洞窟に座り込んでいた少女は、かなりヒドい状態だった。皮膚はカラカラに乾いており、唇に水気は全く無く、殆ど意識のない状態だった。
(これかなりヤバいだろ。俺があの事故の時の心的外傷後のストレス障害で、生きる希望も目的さえもなくして、全く食事を取ることができずに部屋でただ寝てただけの時よりも更に最悪だぞ)
瑠夏は、自分の部屋のソファの上にジャンボバスタオルを敷き、その上に彼女をそっと寝かせた。
あまりに汚れが酷かったので、お風呂を沸かし、貯まったお湯を大きめの折畳式のバケツに入れて、ベッドサイドに持ってくると、固く絞ったタオルで何度も顔や身体を拭いた。
(傷だらけじゃないか、どんだけ無茶してきたんだよ。小学1年生くらいかな?親はいったい何してんだよ。子供にこんな危ないことさせちゃ駄目だろ)
髪の毛はタオルでは何ともできないので、ある程度の汚れは仕方がないと、身体を少しずらして髪の毛がソファの外に出るように寝かせ直し、何度もお湯をかけて汚れを落として、仕上げにリンスインシャンプーで洗ってから、もう三度お湯でシャンプーを流した。

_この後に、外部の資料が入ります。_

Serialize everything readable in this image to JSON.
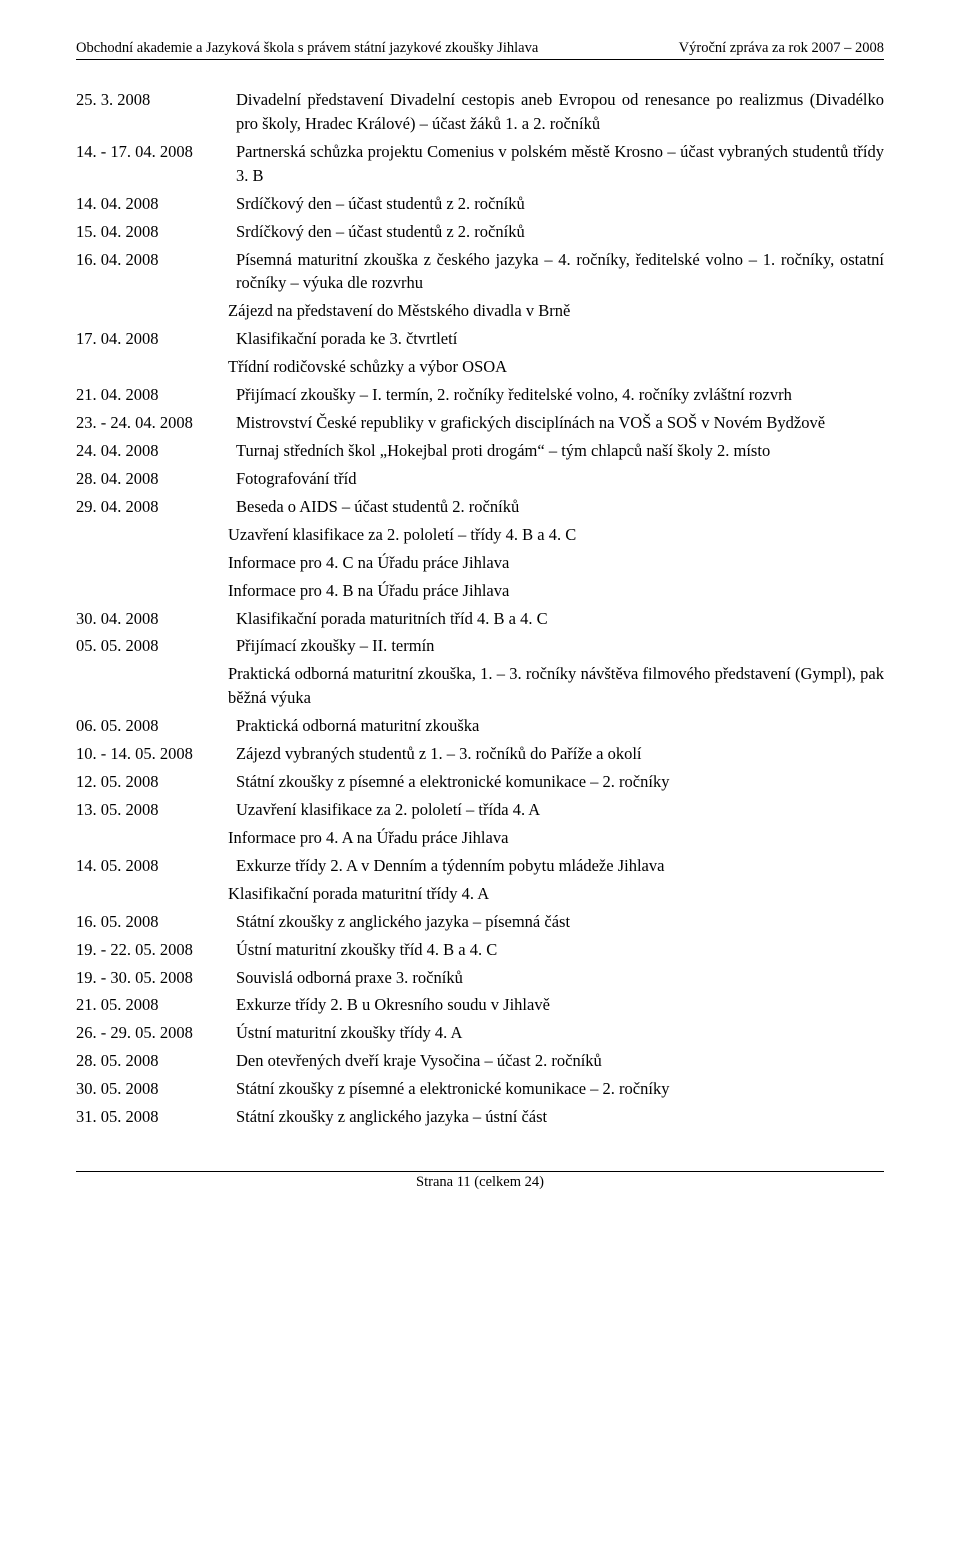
{
  "header": {
    "left": "Obchodní akademie a Jazyková škola s právem státní jazykové zkoušky Jihlava",
    "right": "Výroční zpráva za rok 2007 – 2008"
  },
  "entries": [
    {
      "date": "25. 3. 2008",
      "text": "Divadelní představení Divadelní cestopis aneb Evropou od renesance po realizmus (Divadélko pro školy, Hradec Králové) – účast žáků 1. a 2. ročníků"
    },
    {
      "date": "14. - 17. 04. 2008",
      "text": "Partnerská schůzka projektu Comenius v polském městě Krosno – účast vybraných studentů třídy 3. B"
    },
    {
      "date": "14. 04. 2008",
      "text": "Srdíčkový den – účast studentů z 2. ročníků"
    },
    {
      "date": "15. 04. 2008",
      "text": "Srdíčkový den – účast studentů z 2. ročníků"
    },
    {
      "date": "16. 04. 2008",
      "text": "Písemná maturitní zkouška z českého jazyka – 4. ročníky, ředitelské volno – 1. ročníky, ostatní ročníky – výuka dle rozvrhu"
    },
    {
      "date": "",
      "text": "Zájezd na představení do Městského divadla v Brně"
    },
    {
      "date": "17. 04. 2008",
      "text": "Klasifikační porada ke 3. čtvrtletí"
    },
    {
      "date": "",
      "text": "Třídní rodičovské schůzky a výbor OSOA"
    },
    {
      "date": "21. 04. 2008",
      "text": "Přijímací zkoušky – I. termín, 2. ročníky ředitelské volno, 4. ročníky zvláštní rozvrh"
    },
    {
      "date": "23. - 24. 04. 2008",
      "text": "Mistrovství České republiky v grafických disciplínách na VOŠ a SOŠ v Novém Bydžově"
    },
    {
      "date": "24. 04. 2008",
      "text": "Turnaj středních škol „Hokejbal proti drogám“ – tým chlapců naší školy 2. místo"
    },
    {
      "date": "28. 04. 2008",
      "text": "Fotografování tříd"
    },
    {
      "date": "29. 04. 2008",
      "text": "Beseda o AIDS – účast studentů 2. ročníků"
    },
    {
      "date": "",
      "text": "Uzavření klasifikace za 2. pololetí – třídy 4. B a 4. C"
    },
    {
      "date": "",
      "text": "Informace pro 4. C na Úřadu práce Jihlava"
    },
    {
      "date": "",
      "text": "Informace pro 4. B na Úřadu práce Jihlava"
    },
    {
      "date": "30. 04. 2008",
      "text": "Klasifikační porada maturitních tříd 4. B a 4. C"
    },
    {
      "date": "05. 05. 2008",
      "text": "Přijímací zkoušky – II. termín"
    },
    {
      "date": "",
      "text": "Praktická odborná maturitní zkouška, 1. – 3. ročníky návštěva filmového představení (Gympl), pak běžná výuka"
    },
    {
      "date": "06. 05. 2008",
      "text": "Praktická odborná maturitní zkouška"
    },
    {
      "date": "10. - 14. 05. 2008",
      "text": "Zájezd vybraných studentů z 1. – 3. ročníků do Paříže a okolí"
    },
    {
      "date": "12. 05. 2008",
      "text": "Státní zkoušky z písemné a elektronické komunikace – 2. ročníky"
    },
    {
      "date": "13. 05. 2008",
      "text": "Uzavření klasifikace za 2. pololetí – třída 4. A"
    },
    {
      "date": "",
      "text": "Informace pro 4. A na Úřadu práce Jihlava"
    },
    {
      "date": "14. 05. 2008",
      "text": "Exkurze třídy 2. A v Denním a týdenním pobytu mládeže Jihlava"
    },
    {
      "date": "",
      "text": "Klasifikační porada maturitní třídy 4. A"
    },
    {
      "date": "16. 05. 2008",
      "text": "Státní zkoušky z anglického jazyka – písemná část"
    },
    {
      "date": "19. - 22. 05. 2008",
      "text": "Ústní maturitní zkoušky tříd 4. B a 4. C"
    },
    {
      "date": "19. - 30. 05. 2008",
      "text": "Souvislá odborná praxe 3. ročníků"
    },
    {
      "date": "21. 05. 2008",
      "text": "Exkurze třídy 2. B u Okresního soudu v Jihlavě"
    },
    {
      "date": "26. - 29. 05. 2008",
      "text": "Ústní maturitní zkoušky třídy 4. A"
    },
    {
      "date": "28. 05. 2008",
      "text": "Den otevřených dveří kraje Vysočina – účast 2. ročníků"
    },
    {
      "date": "30. 05. 2008",
      "text": "Státní zkoušky z písemné a elektronické komunikace – 2. ročníky"
    },
    {
      "date": "31. 05. 2008",
      "text": "Státní zkoušky z anglického jazyka – ústní část"
    }
  ],
  "footer": "Strana 11 (celkem 24)"
}
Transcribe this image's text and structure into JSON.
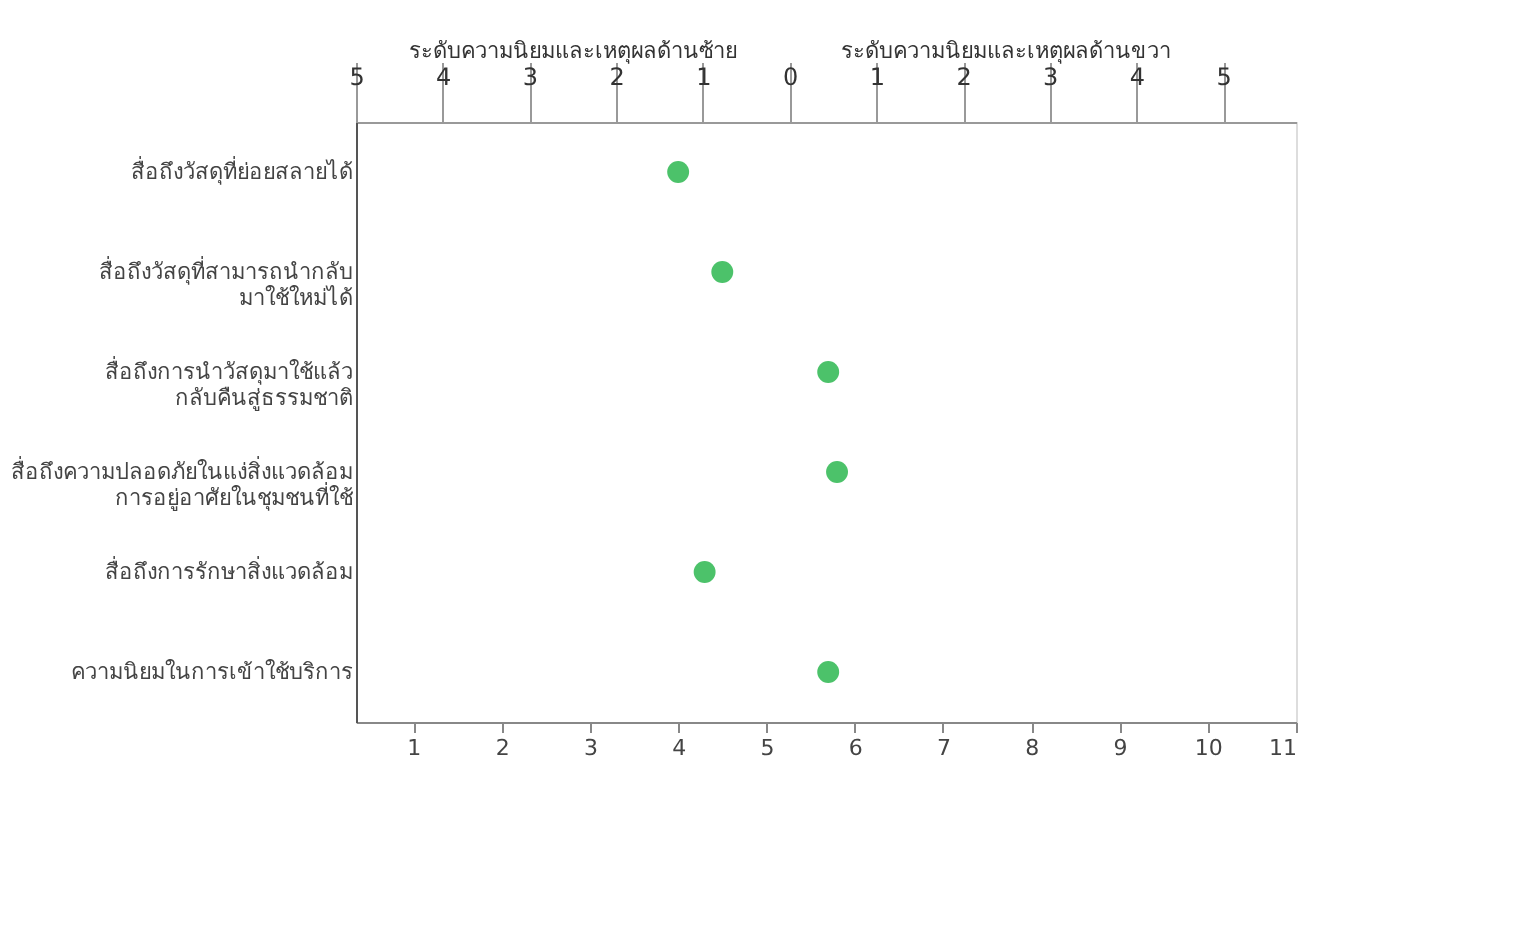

(汚れ流したお湯がこんなに真っ黒になるくらいだから、ろくに風呂にも入ってないだろう。身体もガリガリだし、今だけじゃなく、それまでもまともに食事してないだろ)
申し訳なかったが、服やローブや簡易鎧は脱がして、ワンピース代わりに瑠夏の白いTシャツを着せて、最後に自分のベッドにタオルケットを敷いてシーツ変わりとして寝かせた。相手がまだ幼女で本当に良かったと思う瑠夏だった。
(服や下着も何とかしないとな。後で忘れないようにべメゾンで注文しておかないとすぐに着るものなくなるぞ)
どうにか彼女の着替えを済まし、瑠夏はベッド横の棚の下の方に収納しているダンボールを引きずり出して、中に入っていたビニール製の輸液バッグを取り出し、一緒に入れてあった点滴セットと延長チューブの期限を確認した。
(まだ期限が切れてなくて良かったよ。あの時のお医者さんには感謝するしかないな)
瑠夏がこの部屋でたまたま瀕死の状態で発見された時に面倒を見てくれた医師が、どうせ体調悪くても受診しないだろうし、連絡もしてこないだろうから、自分で点滴する方法を覚えるように指導してくれたことが役に立っていた。
(しかし、こんな時にあの頃の経験が生きてくるとは、当時は思いもしなかったよな)
ベッドサイドに点滴スタンドを立て、輸液バッグに点滴セットを差し込み、点滴筒を親指と人差指で圧迫して緩めて、輸液を誘導し、ルートを流して輸液が降りてきた時点でクレンメを止めてキャップをつけて準備してから、少女の左腕をゴム管で縛り、翼状針(よくじょうしん)を血管に刺して、血液がルートを逆流してチューブの出口まで来たところで点滴セットと接続し、クレンメが緩められた。
(俺だからできたけど、これって医療関係者じゃないと無理じゃね)
翼状針を刺した部分をテープで固定し、少し引っ張ったぐらいでは抜けないようにループを作ると点滴を落とし始めた。
ネットで検索すると、体重二十五キロの小児の一日の必要点滴量は千六百ミリリットルとあったが、これだけ身体が乾いていると絶対に脱水おこしているはずと考えられた。
しかし、瑠夏にそれを是正するための知恵はなく、今の少女の状態を的確に判断するための診断能力など全く無かった。
(無駄かもしれないけど、掲示板で相談してみよう)
瑠夏は某掲示板に早速今の状況を書き込むと、それほど時間も立っていないのに返信があった。